Syntax: To store the address of a variable we can simply use & (address-of) operator.
foo = &bar
Here foo stores the address of variable bar.
Now, what if we want to know the value present at that address?
For that, we can simply use the * (dereference) operator.
value = *foo
Now that we have to store the address of a variable, we'll be needing the memory the same way as we need in case of a variable. This means pointers are also stored in the memory the same way as other variables, so just like in case of variables, we can also store the address of a pointer into yet another pointer.
An address in memory.

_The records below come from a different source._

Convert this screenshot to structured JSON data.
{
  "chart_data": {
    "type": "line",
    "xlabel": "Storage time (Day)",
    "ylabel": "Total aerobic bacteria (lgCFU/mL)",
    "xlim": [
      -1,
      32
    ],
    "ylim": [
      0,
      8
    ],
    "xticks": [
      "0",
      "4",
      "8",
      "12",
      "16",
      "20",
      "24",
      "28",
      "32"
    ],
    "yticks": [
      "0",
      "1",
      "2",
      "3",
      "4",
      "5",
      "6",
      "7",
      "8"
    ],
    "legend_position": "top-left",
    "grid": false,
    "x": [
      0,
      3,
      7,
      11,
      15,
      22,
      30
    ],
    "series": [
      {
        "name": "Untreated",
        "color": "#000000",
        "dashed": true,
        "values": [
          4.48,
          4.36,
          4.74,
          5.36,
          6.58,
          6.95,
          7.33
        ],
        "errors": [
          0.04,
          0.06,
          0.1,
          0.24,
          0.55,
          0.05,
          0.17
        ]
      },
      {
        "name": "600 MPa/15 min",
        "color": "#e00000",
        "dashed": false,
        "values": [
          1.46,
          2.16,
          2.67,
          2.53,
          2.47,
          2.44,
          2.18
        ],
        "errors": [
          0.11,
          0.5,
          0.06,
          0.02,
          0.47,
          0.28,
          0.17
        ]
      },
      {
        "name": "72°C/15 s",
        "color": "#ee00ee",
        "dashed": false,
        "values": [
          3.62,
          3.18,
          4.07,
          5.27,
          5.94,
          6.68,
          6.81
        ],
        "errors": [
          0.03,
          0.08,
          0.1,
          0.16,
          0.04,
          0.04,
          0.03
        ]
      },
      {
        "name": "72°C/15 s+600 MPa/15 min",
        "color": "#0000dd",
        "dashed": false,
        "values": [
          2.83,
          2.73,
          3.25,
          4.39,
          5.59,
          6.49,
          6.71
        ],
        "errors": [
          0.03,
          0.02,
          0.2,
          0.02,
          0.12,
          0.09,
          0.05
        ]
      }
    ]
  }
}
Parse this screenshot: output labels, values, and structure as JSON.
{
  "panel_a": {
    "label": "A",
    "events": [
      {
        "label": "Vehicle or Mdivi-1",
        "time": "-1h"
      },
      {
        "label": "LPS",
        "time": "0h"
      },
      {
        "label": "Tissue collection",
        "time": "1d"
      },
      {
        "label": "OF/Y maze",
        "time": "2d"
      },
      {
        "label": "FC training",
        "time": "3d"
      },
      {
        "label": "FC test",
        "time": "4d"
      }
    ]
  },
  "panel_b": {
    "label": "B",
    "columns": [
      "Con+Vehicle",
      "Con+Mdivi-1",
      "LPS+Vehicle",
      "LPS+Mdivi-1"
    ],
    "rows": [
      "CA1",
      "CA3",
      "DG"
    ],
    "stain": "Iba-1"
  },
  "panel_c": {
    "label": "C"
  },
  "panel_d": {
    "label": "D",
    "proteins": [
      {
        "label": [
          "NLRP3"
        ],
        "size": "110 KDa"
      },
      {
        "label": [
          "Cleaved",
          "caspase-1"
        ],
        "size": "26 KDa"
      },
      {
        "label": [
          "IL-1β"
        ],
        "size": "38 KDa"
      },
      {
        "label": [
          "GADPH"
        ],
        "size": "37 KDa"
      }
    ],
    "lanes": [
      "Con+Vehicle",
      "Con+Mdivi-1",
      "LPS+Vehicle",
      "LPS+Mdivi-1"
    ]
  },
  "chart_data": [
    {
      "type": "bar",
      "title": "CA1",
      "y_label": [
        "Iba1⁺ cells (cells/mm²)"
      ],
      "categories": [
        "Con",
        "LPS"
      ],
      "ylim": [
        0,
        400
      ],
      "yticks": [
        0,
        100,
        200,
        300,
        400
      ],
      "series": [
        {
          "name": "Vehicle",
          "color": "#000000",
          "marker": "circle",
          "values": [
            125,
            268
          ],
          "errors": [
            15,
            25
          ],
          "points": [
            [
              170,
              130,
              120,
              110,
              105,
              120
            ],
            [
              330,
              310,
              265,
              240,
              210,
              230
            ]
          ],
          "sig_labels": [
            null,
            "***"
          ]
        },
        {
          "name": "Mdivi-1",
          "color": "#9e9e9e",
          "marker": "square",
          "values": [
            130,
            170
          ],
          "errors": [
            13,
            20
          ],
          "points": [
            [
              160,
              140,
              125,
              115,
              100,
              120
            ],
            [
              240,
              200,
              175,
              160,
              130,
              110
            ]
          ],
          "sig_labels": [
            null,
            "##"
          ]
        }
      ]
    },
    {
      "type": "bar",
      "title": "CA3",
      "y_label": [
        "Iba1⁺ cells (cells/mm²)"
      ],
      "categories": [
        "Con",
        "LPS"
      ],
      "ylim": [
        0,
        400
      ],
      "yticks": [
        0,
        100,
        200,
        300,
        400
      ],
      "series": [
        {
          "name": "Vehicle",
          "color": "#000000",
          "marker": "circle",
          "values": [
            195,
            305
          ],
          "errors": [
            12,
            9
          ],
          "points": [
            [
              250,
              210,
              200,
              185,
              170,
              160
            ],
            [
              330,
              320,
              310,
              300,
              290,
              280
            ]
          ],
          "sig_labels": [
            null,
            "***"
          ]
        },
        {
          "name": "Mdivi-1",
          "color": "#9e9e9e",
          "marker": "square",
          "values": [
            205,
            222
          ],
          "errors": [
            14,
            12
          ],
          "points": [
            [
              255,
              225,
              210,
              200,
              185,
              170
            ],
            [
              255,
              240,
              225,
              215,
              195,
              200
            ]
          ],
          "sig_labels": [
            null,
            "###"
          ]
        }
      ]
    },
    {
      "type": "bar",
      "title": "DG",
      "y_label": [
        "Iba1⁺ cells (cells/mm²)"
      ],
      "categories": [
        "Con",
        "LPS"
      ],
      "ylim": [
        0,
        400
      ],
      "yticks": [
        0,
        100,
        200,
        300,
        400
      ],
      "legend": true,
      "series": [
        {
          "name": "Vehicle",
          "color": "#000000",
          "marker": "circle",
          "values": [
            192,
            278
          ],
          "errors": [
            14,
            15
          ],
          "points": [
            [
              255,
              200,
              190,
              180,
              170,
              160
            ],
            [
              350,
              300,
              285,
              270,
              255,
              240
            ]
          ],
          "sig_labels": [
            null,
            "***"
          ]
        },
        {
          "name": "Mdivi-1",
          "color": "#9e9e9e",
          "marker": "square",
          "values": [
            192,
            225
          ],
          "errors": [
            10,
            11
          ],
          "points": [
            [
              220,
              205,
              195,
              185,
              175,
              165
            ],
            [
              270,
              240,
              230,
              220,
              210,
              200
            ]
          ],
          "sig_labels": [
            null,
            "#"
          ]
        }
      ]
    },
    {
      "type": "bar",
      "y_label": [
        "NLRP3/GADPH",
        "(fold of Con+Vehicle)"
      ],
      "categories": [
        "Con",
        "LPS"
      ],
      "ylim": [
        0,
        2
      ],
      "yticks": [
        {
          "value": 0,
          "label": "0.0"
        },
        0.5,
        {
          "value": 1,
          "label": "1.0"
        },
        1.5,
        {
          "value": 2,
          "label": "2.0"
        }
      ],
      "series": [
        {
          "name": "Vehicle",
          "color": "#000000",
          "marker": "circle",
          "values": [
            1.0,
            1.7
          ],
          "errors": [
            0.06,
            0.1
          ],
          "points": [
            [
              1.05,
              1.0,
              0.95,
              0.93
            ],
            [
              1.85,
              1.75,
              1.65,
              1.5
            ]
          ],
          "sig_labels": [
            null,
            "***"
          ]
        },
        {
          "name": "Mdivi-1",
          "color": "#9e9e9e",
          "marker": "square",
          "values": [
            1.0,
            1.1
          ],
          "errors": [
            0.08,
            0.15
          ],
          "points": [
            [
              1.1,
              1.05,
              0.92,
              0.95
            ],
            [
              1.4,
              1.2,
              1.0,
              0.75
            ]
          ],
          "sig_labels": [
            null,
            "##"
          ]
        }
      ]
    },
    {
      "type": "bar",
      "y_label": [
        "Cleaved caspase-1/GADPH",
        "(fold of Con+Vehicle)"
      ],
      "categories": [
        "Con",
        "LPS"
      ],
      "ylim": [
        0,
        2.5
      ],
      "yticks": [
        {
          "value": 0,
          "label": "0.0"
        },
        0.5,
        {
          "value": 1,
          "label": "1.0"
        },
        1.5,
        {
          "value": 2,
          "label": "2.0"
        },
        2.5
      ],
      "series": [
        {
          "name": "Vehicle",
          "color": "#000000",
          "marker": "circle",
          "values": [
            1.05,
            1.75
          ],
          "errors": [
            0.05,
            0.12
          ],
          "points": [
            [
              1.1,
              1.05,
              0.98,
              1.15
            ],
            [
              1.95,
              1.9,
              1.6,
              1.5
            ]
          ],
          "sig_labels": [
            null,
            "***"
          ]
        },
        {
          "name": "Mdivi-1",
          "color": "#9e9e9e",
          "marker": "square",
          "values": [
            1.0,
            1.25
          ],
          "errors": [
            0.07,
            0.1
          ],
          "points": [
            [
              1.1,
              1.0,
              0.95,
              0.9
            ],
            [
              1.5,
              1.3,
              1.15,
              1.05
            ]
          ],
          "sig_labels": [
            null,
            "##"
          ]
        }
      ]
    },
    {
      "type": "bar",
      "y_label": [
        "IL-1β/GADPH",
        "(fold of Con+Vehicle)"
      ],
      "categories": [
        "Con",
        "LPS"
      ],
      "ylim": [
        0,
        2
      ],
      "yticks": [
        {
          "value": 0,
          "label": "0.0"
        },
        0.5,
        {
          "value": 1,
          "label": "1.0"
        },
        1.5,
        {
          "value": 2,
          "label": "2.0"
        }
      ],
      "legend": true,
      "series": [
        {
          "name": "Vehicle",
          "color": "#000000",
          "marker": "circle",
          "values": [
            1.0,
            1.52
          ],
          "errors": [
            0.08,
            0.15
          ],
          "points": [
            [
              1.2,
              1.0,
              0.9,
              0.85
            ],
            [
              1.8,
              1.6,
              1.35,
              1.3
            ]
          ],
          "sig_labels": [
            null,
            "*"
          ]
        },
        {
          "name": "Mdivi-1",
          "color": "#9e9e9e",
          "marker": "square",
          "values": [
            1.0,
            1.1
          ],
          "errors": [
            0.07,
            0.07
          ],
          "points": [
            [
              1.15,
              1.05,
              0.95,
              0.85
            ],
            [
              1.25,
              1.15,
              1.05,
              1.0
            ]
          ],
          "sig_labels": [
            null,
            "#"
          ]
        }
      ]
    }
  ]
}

Points to somewhere! :-)
Yes, you're right, both in terms of speed and memory.
Pointers almost always take up more bytes than your standard int and, especially, bool and char data types. On modern machines pointers typically are 8 bytes while char is almost always just 1 byte.
In this example, accessing the the char and bool from Foo requires more machine instructions than accessing from Bar:
struct Foo
{
char * c; // single character
bool * b; // single bool
};
struct Bar
{
char c;
bool b;
};
... And if we decide to make some arrays, then the size of the arrays of Foo would be 8 times larger - and the code is more spread-apart so this means you'll end up having a lot more cache misses.
#include <vector>
int main()
{
int size = 1000000;
std::vector<Foo> foo(size);
std::vector<Bar> bar(size);
return 0;
}
As dmckee pointed out, a single copy of a one-byte bool and a single copy of a pointer are just as fast:
bool num1, num2,* p1, * p2;
num1 = num2; // this takes one clock cycle
p1 = p2; // this takes another
As dmckee said, this is true when you're using a 64-bit architecture.
However, copying of arrays of ints, bools and chars can be much faster, because we can squeeze multiples of them onto each register:
#include <iostream>
int main ()
{
const int n_elements = 100000 * sizeof(int64_t);
bool A[n_elements];
bool B[n_elements];
int64_t * A_fast = (int64_t *) A;
int64_t * B_fast = (int64_t *) B;
const int n_quick_elements = n_elements / sizeof(int64_t);
for (int i = 0; i < 10000; ++i)
for (int j = 0; j < n_quick_elements; ++j)
A_fast[j] = B_fast[j];
return 0;
}
The STL containers and other good libraries do this sort of thing for us, using type_traits (is_trivially_copyable) and std::memcopy. Using pointers under the false guise that they're always just as fast can prevent those libraries from optimising.
Conclusion: It may seem obvious with these examples, but only use pointers/references on basic data types when you need to take/give access to the original object.